手上拿着的筷子轻轻敲在身侧之人跟前的茶盅壁上,引得对方从全神贯注中回转过来。

“其实我也没怎么听懂来着,不过起码还挺好听的。”

唐信用大拇指比了比隔壁。

“怎么样也总比听那些废物说些不着调的玩意儿来的强。”

“啊,这个倒是......”

冯嘉明点点头。

两个人一安静下来,隔壁的喧闹就越发清晰,混杂着酒杯碰撞,拍桌大笑的动静,还有来自变声期少年们独特的公鸭嗓,毋庸置疑,隔壁房间的那群小混蛋们已经彻底喝高了。

“......我娘啊,说是要让我和表妹成亲。”

这句话响起后,隔壁的房间突兀地安静了下来,接下来响起的,就只有这个少年破锣似的嗓音,用一种漫不经心的,拖沓的,却又不耐烦的口吻,说着自己的家事。

“我那个表妹啊,小我两岁,模样一般吧,也不是说不能看,大概就是不能称得上是美人,也能用清秀佳人来形容的那种。”

隔壁已经连碰杯的动静都没了,似乎是全屋子的人都在安静地听这个少年说话。

“说实话,表妹的性子还不错啦,待我,还有我屋子里的人,都还好,我们也是青梅竹马一起长大的,两家也算是门当户对,我爹也不反对这门亲事,如果成亲的话,大概也能这么普普通通的将就下去,我以前也想过这样的事,所以早就有所准备了,但是啊,但是啊。”

“咚!”

这是重物砸在桌面上的动静。

“果然还是不甘心啊,如果不曾见过的话,那一天,女学结业的那一天,不甘心啊,为什么非得是我将就呢,为什么我连一争的资格都没有啊!”

此话一出,紧接着就是一片起起落落地叹息声。

“女学结业那天,你果然也偷偷去了啊。”

“啊,这会儿终于明白了‘相见不如不见’这句话的意思。”

“喂,这会儿拽什么文,欠揍么。”

能混在一起,并且不分上下、无话不谈的人,自然身份地位都差不多,这屋子里的差不多都是重臣权贵家中的庶子,或者不怎么受到重视的三子、四子之流,背景吧,有一点,毕竟家世摆在那里,可到底又说不上是真正的千金之子,毕竟要么是嫡庶有别,要么上头有极为出色或者备受关注和重视的长兄、二兄在,甚至连淘气都比不过底下的弟弟,不知不觉就被划分在了边缘的地带,成了家中仿佛可有可无的一员。

然而女学结业那天,最出彩的几位小姐,几乎无一例外都是以他们的身份高攀不上的程度,偶尔有一两人,才华出众,姿容秀丽,只是身份家世并非那么清贵,以他们的身份地位多少能匹配的,可人家也可以选择成为皇子或者权臣的侧室,又为什么非要自贱其身,与他们定下婚盟。

“你还能不甘心呢,我连这种念头都不敢起,绝对会让人笑掉大牙的。

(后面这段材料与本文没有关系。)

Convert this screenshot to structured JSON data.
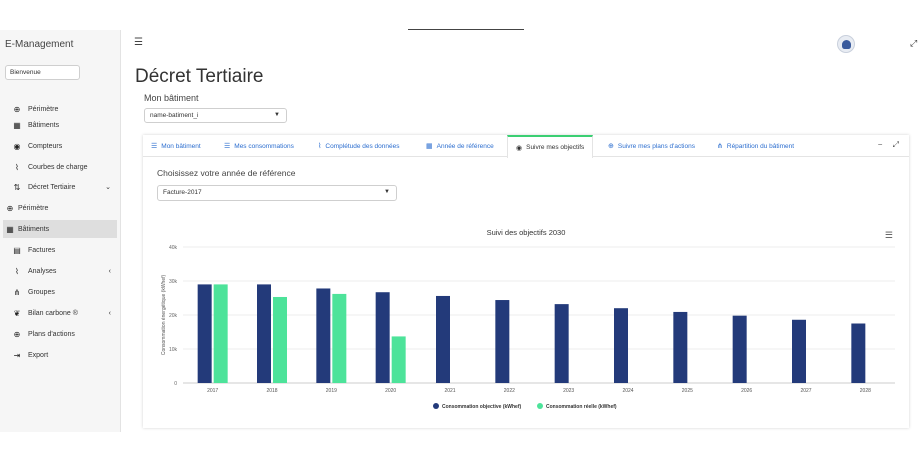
{
  "app": {
    "brand": "E-Management",
    "welcome": "Bienvenue"
  },
  "sidebar": {
    "items": [
      {
        "icon": "globe-icon",
        "glyph": "⊕",
        "label": "Périmètre"
      },
      {
        "icon": "building-icon",
        "glyph": "▦",
        "label": "Bâtiments"
      },
      {
        "icon": "gauge-icon",
        "glyph": "◉",
        "label": "Compteurs"
      },
      {
        "icon": "chart-line-icon",
        "glyph": "⌇",
        "label": "Courbes de charge"
      },
      {
        "icon": "sort-icon",
        "glyph": "⇅",
        "label": "Décret Tertiaire"
      },
      {
        "icon": "globe-icon",
        "glyph": "⊕",
        "label": "Périmètre"
      },
      {
        "icon": "building-icon",
        "glyph": "▦",
        "label": "Bâtiments"
      },
      {
        "icon": "invoice-icon",
        "glyph": "▤",
        "label": "Factures"
      },
      {
        "icon": "chart-area-icon",
        "glyph": "⌇",
        "label": "Analyses"
      },
      {
        "icon": "sitemap-icon",
        "glyph": "⋔",
        "label": "Groupes"
      },
      {
        "icon": "leaf-icon",
        "glyph": "❦",
        "label": "Bilan carbone ®"
      },
      {
        "icon": "crosshair-icon",
        "glyph": "⊕",
        "label": "Plans d'actions"
      },
      {
        "icon": "export-icon",
        "glyph": "⇥",
        "label": "Export"
      }
    ]
  },
  "page": {
    "title": "Décret Tertiaire",
    "subtitle": "Mon bâtiment",
    "building_select": "name-batiment_i",
    "choose_label": "Choisissez votre année de référence",
    "year_select": "Facture-2017"
  },
  "tabs": [
    {
      "icon": "list-icon",
      "glyph": "☰",
      "label": "Mon bâtiment"
    },
    {
      "icon": "list-icon",
      "glyph": "☰",
      "label": "Mes consommations"
    },
    {
      "icon": "chart-area-icon",
      "glyph": "⌇",
      "label": "Complétude des données"
    },
    {
      "icon": "calendar-icon",
      "glyph": "▦",
      "label": "Année de référence"
    },
    {
      "icon": "gauge-icon",
      "glyph": "◉",
      "label": "Suivre mes objectifs"
    },
    {
      "icon": "crosshair-icon",
      "glyph": "⊕",
      "label": "Suivre mes plans d'actions"
    },
    {
      "icon": "sitemap-icon",
      "glyph": "⋔",
      "label": "Répartition du bâtiment"
    }
  ],
  "card_tools": {
    "minimize": "−",
    "expand": "⤢"
  },
  "colors": {
    "objective": "#233a7a",
    "real": "#4de39a",
    "accent": "#3bcf73",
    "link": "#2c6ecf"
  },
  "chart_data": {
    "type": "bar",
    "title": "Suivi des objectifs 2030",
    "ylabel": "Consommation énergétique (kWhef)",
    "ylim": [
      0,
      40000
    ],
    "yticks": [
      "0",
      "10k",
      "20k",
      "30k",
      "40k"
    ],
    "categories": [
      "2017",
      "2018",
      "2019",
      "2020",
      "2021",
      "2022",
      "2023",
      "2024",
      "2025",
      "2026",
      "2027",
      "2028"
    ],
    "series": [
      {
        "name": "Consommation objective (kWhef)",
        "values": [
          29000,
          29000,
          27800,
          26700,
          25600,
          24400,
          23200,
          22000,
          20900,
          19800,
          18600,
          17500
        ]
      },
      {
        "name": "Consommation réelle (kWhef)",
        "values": [
          29000,
          25300,
          26200,
          13700,
          null,
          null,
          null,
          null,
          null,
          null,
          null,
          null
        ]
      }
    ]
  }
}
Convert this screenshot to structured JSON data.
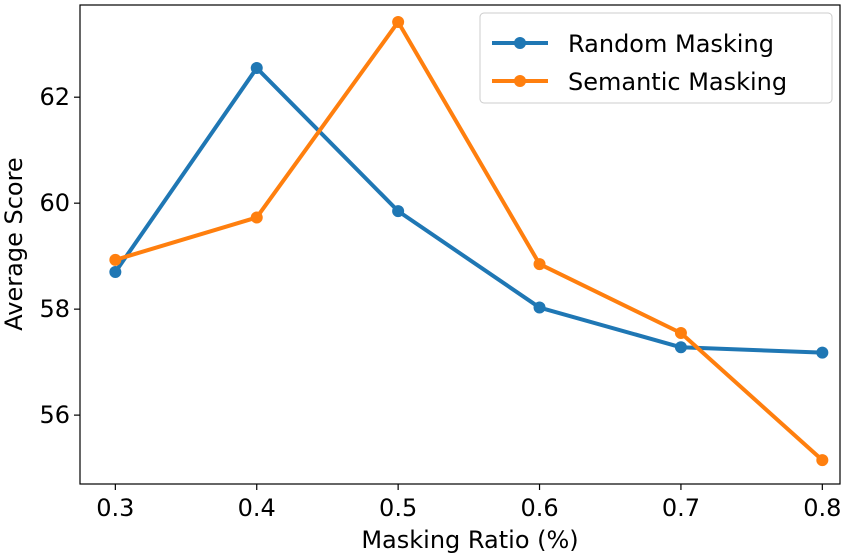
{
  "chart_data": {
    "type": "line",
    "x_label": "Masking Ratio (%)",
    "y_label": "Average Score",
    "x": [
      0.3,
      0.4,
      0.5,
      0.6,
      0.7,
      0.8
    ],
    "series": [
      {
        "name": "Random Masking",
        "color": "#1f77b4",
        "values": [
          58.7,
          62.55,
          59.85,
          58.03,
          57.28,
          57.18
        ]
      },
      {
        "name": "Semantic Masking",
        "color": "#ff7f0e",
        "values": [
          58.93,
          59.73,
          63.42,
          58.85,
          57.55,
          55.15
        ]
      }
    ],
    "xlim": [
      0.275,
      0.8125
    ],
    "ylim": [
      54.7,
      63.74
    ],
    "xticks": [
      0.3,
      0.4,
      0.5,
      0.6,
      0.7,
      0.8
    ],
    "yticks": [
      56,
      58,
      60,
      62
    ],
    "legend": "upper right",
    "grid": false
  }
}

”

说话之人是某家的庶长子,因着这样尴尬的身份,他在家中总是被不留痕迹地排除在外,世人也总不愿意好好正视他的本事和才华,更别提与那些天之娇女相提并论,那大概是哪怕只是提起来,都会令人觉得恶心和可笑的程度吧。

屋内十来个年轻男子,最小的十五岁,最大的也没超过十八岁,却都已经到了需要好好思考婚事的年纪了。

“太傅家的嫡次女,那位齐小姐,其实我说动我娘,让她上门去提亲了。”

“什么!”

“你小子!”

突然吵起来的众人,在看到那人脸上没有丝毫笑容,只有落魄和沮丧后,都渐渐收了声。

“那位齐小姐,好像是太子良娣的人选。”

啊,说起来,太子殿下明年大婚,虽然太子妃的人选已经定下了,可两位太子良娣是谁还没宣布呢,难怪最近京城内都听不到什么嫁娶的动静,看来是还没彻底定下来的缘故。

冯嘉明听到话题扯到自己头上,动了动嘴角,将头扭过去,也开始摆出一副认真的面孔,听堂下说书先生说着那些老掉牙的才子佳人桥段。

“不过那两位,肯定不会是太子良娣的人选了吧。”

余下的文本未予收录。